Xerox PARC Tests Silicon Chiplets for Micro Manufacturing
April 12, 2013
The team at Xerox’s Palo Alto Research Center (PARC) recently demonstrated a concept in which slivers of silicon, or electronic circuits called “chiplets,” dance around under a microscope until commanded to settle accurately on a pattern of circuit wires — each settling at an exact point of contact. These chiplets are part of a new system Xerox envisions for making electronics that take advantage of the laser printer.
“If perfected, it could lead to desktop manufacturing plants that ‘print’ the circuitry for a wide array of electronic devices — flexible smartphones that won’t break when you sit on them; a supple, pressure-sensitive skin for a new breed of robot hands; smart-sensing medical bandages that could capture health data and then be thrown away,” reports The New York Times.
PARC researchers, with financing from institutions like the National Science Foundation and from DARPA, the Pentagon’s Defense Advanced Research Projects Agency, have designed a “laser-printer-like machine” that places tens or sometimes hundreds of thousands of chiplets on surfaces in a specific location and orientation. Each one of these is no larger than a single grain of sand.

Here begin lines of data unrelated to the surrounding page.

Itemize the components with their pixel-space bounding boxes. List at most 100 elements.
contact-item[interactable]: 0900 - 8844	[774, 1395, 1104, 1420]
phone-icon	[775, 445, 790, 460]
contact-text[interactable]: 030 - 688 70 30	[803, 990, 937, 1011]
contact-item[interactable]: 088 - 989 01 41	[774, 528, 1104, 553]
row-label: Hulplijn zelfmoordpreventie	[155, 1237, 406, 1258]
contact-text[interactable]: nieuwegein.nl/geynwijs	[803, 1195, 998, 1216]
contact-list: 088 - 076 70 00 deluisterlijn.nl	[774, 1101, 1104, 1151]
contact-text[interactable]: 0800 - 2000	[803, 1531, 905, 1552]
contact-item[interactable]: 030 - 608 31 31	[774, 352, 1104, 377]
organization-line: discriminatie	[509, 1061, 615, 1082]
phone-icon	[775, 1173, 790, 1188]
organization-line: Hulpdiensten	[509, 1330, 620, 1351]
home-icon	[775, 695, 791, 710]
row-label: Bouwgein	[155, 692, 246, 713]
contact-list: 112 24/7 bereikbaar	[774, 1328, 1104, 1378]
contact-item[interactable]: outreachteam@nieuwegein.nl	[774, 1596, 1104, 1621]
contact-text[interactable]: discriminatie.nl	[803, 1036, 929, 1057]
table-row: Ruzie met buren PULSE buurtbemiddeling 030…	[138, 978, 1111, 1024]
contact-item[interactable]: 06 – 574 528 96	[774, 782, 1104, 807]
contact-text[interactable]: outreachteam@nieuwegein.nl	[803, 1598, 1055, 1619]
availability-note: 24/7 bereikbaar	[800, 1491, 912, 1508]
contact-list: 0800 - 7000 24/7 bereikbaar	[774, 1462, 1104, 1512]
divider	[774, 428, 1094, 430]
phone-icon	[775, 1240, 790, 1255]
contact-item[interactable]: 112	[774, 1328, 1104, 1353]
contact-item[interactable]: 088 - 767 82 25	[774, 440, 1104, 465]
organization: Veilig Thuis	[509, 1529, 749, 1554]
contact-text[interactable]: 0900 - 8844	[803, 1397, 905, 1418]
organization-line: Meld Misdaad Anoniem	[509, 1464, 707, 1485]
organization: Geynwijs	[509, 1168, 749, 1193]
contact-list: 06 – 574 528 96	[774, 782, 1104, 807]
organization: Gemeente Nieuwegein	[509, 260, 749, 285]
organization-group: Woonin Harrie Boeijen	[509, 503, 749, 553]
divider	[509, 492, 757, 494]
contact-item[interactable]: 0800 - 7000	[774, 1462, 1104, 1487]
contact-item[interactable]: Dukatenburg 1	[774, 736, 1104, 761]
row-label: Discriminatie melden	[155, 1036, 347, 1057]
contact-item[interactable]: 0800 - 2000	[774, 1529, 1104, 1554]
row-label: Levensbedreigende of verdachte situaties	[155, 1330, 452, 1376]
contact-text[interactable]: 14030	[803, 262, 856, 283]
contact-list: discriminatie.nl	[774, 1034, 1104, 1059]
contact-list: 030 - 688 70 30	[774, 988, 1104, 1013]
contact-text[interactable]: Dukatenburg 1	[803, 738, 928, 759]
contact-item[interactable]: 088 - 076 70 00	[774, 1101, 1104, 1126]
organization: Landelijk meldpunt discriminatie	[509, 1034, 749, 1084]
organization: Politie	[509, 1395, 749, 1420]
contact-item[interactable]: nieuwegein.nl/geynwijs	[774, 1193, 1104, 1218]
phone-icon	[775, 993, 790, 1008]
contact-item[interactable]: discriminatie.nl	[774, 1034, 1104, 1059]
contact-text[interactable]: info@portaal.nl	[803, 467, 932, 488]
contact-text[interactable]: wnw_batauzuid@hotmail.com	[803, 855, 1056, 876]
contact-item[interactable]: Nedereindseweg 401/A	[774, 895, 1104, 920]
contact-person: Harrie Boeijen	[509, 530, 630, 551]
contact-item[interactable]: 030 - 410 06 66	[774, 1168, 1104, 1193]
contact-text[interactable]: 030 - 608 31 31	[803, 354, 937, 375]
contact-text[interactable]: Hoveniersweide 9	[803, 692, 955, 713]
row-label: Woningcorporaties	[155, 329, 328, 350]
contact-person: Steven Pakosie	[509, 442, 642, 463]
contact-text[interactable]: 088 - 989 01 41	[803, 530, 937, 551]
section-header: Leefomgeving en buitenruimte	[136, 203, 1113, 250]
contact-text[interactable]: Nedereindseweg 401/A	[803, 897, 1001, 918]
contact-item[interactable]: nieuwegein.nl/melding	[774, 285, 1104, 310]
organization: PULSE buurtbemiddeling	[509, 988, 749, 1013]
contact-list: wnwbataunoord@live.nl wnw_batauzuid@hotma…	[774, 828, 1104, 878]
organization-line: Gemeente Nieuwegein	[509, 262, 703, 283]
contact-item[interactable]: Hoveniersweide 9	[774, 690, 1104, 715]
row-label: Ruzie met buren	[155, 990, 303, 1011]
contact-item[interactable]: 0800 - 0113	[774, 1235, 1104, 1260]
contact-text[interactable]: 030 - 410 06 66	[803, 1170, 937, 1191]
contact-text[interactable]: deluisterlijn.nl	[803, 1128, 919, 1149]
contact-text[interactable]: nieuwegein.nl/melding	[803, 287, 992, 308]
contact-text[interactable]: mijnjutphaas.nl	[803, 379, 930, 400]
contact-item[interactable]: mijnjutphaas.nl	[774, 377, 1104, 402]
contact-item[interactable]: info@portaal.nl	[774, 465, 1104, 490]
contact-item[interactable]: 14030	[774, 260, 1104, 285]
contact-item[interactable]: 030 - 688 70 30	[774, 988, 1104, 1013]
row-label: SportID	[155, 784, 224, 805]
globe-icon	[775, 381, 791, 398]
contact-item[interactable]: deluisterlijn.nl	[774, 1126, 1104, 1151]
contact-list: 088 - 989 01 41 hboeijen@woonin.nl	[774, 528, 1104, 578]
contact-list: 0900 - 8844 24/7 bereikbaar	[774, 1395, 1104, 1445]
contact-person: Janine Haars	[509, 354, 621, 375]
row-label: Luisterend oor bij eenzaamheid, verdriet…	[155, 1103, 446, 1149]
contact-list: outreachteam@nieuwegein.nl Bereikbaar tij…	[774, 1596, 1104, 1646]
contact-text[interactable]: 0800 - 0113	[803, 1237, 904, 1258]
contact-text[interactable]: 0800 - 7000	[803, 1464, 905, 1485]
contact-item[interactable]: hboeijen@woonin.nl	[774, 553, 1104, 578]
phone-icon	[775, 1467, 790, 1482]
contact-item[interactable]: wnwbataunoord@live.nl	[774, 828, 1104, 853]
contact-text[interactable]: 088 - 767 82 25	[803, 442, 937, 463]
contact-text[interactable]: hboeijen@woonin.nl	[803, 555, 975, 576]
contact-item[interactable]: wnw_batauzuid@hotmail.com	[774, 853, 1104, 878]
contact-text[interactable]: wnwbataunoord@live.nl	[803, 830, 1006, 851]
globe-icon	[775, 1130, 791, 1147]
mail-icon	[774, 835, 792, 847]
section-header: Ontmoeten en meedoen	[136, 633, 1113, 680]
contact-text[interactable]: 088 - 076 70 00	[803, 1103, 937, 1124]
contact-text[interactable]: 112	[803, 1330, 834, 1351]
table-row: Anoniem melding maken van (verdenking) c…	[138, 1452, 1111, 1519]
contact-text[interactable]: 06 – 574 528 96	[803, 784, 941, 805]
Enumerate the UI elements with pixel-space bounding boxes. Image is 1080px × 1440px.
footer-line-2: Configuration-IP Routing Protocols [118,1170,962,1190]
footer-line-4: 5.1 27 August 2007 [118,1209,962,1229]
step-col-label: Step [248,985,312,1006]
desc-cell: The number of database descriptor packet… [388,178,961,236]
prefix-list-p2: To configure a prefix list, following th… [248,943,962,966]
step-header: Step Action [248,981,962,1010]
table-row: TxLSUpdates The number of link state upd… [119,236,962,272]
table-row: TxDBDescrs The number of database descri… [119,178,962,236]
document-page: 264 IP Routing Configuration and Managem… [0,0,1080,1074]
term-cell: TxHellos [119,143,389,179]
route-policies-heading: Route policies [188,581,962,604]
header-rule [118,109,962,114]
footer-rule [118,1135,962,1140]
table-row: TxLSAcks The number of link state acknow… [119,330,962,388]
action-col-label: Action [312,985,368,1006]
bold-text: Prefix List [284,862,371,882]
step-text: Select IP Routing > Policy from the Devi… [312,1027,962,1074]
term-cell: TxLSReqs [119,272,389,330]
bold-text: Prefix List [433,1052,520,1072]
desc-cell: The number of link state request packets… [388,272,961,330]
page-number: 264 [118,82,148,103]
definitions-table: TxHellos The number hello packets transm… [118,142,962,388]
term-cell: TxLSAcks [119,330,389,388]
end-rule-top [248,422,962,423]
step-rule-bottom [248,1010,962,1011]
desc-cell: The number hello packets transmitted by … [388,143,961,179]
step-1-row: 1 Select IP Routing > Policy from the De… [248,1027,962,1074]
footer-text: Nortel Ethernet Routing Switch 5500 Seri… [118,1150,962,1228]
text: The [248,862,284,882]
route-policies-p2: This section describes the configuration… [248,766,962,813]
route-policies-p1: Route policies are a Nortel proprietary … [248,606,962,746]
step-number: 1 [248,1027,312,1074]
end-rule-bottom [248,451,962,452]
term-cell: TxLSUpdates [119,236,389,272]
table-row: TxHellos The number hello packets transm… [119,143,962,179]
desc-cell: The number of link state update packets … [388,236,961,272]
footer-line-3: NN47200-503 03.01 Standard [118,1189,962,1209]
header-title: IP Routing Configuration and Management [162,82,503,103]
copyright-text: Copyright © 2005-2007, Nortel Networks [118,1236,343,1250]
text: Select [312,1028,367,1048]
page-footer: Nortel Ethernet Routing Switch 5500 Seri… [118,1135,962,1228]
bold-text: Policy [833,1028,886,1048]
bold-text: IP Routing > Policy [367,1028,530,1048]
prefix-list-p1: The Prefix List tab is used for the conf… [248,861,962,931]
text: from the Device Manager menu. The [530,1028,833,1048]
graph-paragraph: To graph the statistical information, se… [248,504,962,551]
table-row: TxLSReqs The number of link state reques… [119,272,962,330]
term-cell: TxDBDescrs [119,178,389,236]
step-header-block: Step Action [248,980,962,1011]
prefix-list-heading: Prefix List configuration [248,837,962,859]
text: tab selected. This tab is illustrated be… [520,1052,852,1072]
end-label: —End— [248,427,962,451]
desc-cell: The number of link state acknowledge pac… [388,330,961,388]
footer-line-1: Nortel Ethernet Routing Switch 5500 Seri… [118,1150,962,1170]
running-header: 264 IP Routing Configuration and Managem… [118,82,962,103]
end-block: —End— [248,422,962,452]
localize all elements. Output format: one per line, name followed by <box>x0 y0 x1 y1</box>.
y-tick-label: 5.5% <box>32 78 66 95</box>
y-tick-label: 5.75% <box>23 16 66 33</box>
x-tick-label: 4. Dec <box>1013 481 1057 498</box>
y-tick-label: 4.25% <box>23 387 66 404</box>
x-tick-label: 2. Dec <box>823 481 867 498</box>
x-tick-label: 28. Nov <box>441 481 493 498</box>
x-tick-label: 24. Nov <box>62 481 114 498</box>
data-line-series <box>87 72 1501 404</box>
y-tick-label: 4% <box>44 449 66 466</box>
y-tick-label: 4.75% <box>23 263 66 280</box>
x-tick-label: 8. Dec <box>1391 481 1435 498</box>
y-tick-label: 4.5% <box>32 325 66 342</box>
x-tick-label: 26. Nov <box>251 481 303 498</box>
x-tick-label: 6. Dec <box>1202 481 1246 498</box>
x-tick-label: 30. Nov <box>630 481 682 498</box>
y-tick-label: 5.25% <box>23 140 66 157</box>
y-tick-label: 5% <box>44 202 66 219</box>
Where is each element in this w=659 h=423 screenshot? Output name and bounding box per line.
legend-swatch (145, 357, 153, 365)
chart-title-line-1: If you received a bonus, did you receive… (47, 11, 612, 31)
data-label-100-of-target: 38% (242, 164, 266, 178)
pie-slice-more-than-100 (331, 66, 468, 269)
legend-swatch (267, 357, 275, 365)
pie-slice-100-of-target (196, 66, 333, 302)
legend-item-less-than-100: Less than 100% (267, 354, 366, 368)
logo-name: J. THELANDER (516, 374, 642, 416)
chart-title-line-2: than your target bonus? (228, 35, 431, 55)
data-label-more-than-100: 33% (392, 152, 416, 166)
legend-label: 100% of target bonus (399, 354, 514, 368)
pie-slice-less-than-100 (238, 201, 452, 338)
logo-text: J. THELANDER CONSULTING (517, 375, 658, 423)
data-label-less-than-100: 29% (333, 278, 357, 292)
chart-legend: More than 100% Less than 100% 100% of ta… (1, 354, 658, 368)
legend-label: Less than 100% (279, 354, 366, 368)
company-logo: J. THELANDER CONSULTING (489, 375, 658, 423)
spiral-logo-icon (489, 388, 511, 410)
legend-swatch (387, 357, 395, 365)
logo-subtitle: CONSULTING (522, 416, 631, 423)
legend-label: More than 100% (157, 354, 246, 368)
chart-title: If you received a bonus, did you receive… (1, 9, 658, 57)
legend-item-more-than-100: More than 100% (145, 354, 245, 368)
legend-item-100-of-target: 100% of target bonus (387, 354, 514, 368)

“The new manufacturing system the PARC researchers envision could be used to build custom computers one at a time, or as part of a 3D printing system that makes smart objects with computing woven right into them,” writes NYT. “The technology is still in the future. The researchers are years from simultaneously placing tens or hundreds of thousands of circuits accurately in a fraction of a second. And they acknowledge that this would be only the first step in designing a commercially viable system.”
This research has the potential to have “tremendous economic consequences — feeding the emergence of a new digital era in manufacturing, much as laser printing transformed publishing three decades ago,” notes the article. “By replacing the circuit boards now assembled in factories, the technology would vastly compress a supply chain that spans the globe and employs hundreds of thousands of workers.”